L'horizontale
L'horizontale
A l'ombre du cyprès, assise sur le banc,
Peu m'importe le glas qui sonne en ta mémoire.
C'est ta voix que j'entends, quand j'étais une enfant
Fillette admirative, et fervent auditoire!
Tu me semblais pareille à la reine des Dieux,
Moi, nièce de Junon, je n'étais pas peu fière!

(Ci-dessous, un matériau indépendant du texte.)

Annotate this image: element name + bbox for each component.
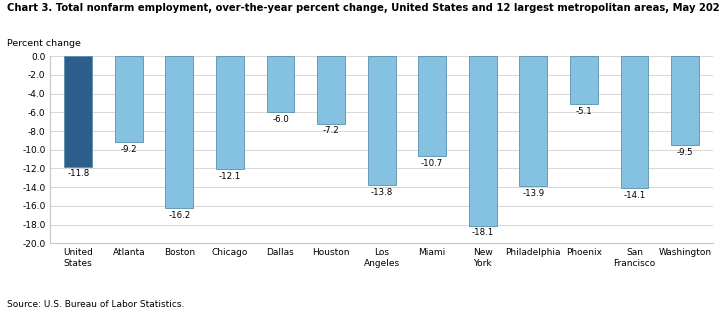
Text: Chart 3. Total nonfarm employment, over-the-year percent change, United States a: Chart 3. Total nonfarm employment, over-… bbox=[7, 3, 720, 13]
Text: -5.1: -5.1 bbox=[575, 107, 593, 116]
Text: -12.1: -12.1 bbox=[219, 172, 241, 181]
Text: -6.0: -6.0 bbox=[272, 115, 289, 124]
Bar bbox=[216, 56, 244, 169]
Bar bbox=[418, 56, 446, 156]
Bar bbox=[469, 56, 497, 226]
Bar bbox=[266, 56, 294, 112]
Text: -16.2: -16.2 bbox=[168, 211, 191, 220]
Bar bbox=[570, 56, 598, 104]
Bar bbox=[166, 56, 193, 208]
Text: -13.8: -13.8 bbox=[371, 188, 392, 197]
Text: -11.8: -11.8 bbox=[67, 169, 89, 178]
Bar bbox=[621, 56, 648, 188]
Text: -9.2: -9.2 bbox=[120, 145, 137, 154]
Text: -13.9: -13.9 bbox=[522, 189, 544, 198]
Text: Percent change: Percent change bbox=[7, 39, 81, 48]
Text: -7.2: -7.2 bbox=[323, 126, 339, 135]
Bar bbox=[368, 56, 395, 185]
Text: -18.1: -18.1 bbox=[472, 228, 494, 237]
Bar bbox=[519, 56, 547, 186]
Bar bbox=[64, 56, 92, 167]
Text: Source: U.S. Bureau of Labor Statistics.: Source: U.S. Bureau of Labor Statistics. bbox=[7, 300, 184, 309]
Bar bbox=[317, 56, 345, 124]
Text: -14.1: -14.1 bbox=[624, 191, 646, 200]
Text: -9.5: -9.5 bbox=[677, 148, 693, 157]
Bar bbox=[671, 56, 699, 145]
Bar bbox=[115, 56, 143, 142]
Text: -10.7: -10.7 bbox=[421, 159, 444, 168]
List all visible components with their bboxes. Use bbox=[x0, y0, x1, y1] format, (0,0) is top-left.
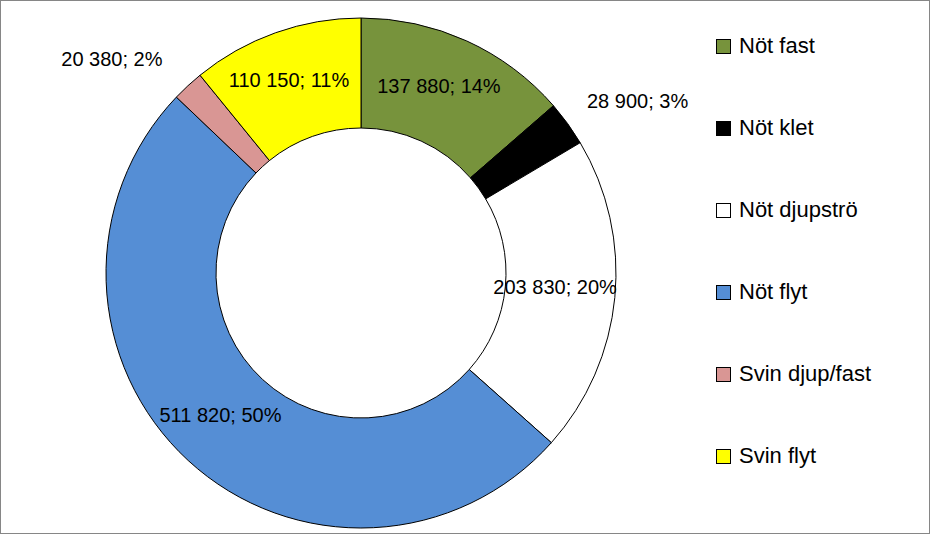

Ta bouche maquillée, et l'ardeur de tes yeux
Me fascinaient autant que ta blonde crinière.
Ton rire était celui d'une colombe grasse,
Roucoulement osé promettant des ivresses
Dont je ne savais rien, ignorante bécasse,
Mais chaque homme alentour te traitait en comtesse.
Les femmes dans ton dos chuchotaient avec rage!
Tu riais dans ton coin, séduisant leur époux,
Qui pourtant, de l'amour, leur laissait l'apanage.
Tu ne demandais rien, sauf un bref rendez-vous.
Tu me parlais de luxe, opulence et éclat.
Mais jamais de passion, des sentiments intenses,
Sauf d'amour que l'on paye au bord du matelas.
Tu étais Liberté, à mes yeux d'innocence.
Tu avais tout compris de la vie et de l'homme,
Négocier cher ton corps n'était pas vil métier,
Tant qu'il restait quelqu'un pour croquer dans ta pomme,
Et jouer galamment à l'amant financier.
Sur ta tombe, une fleur, le cimetière est vide.
Personne n'est venu, et je comprends enfin...
Quand tu t'abandonnais aux bras d'hommes avides,
Tu étais Solitude en tes draps de satin.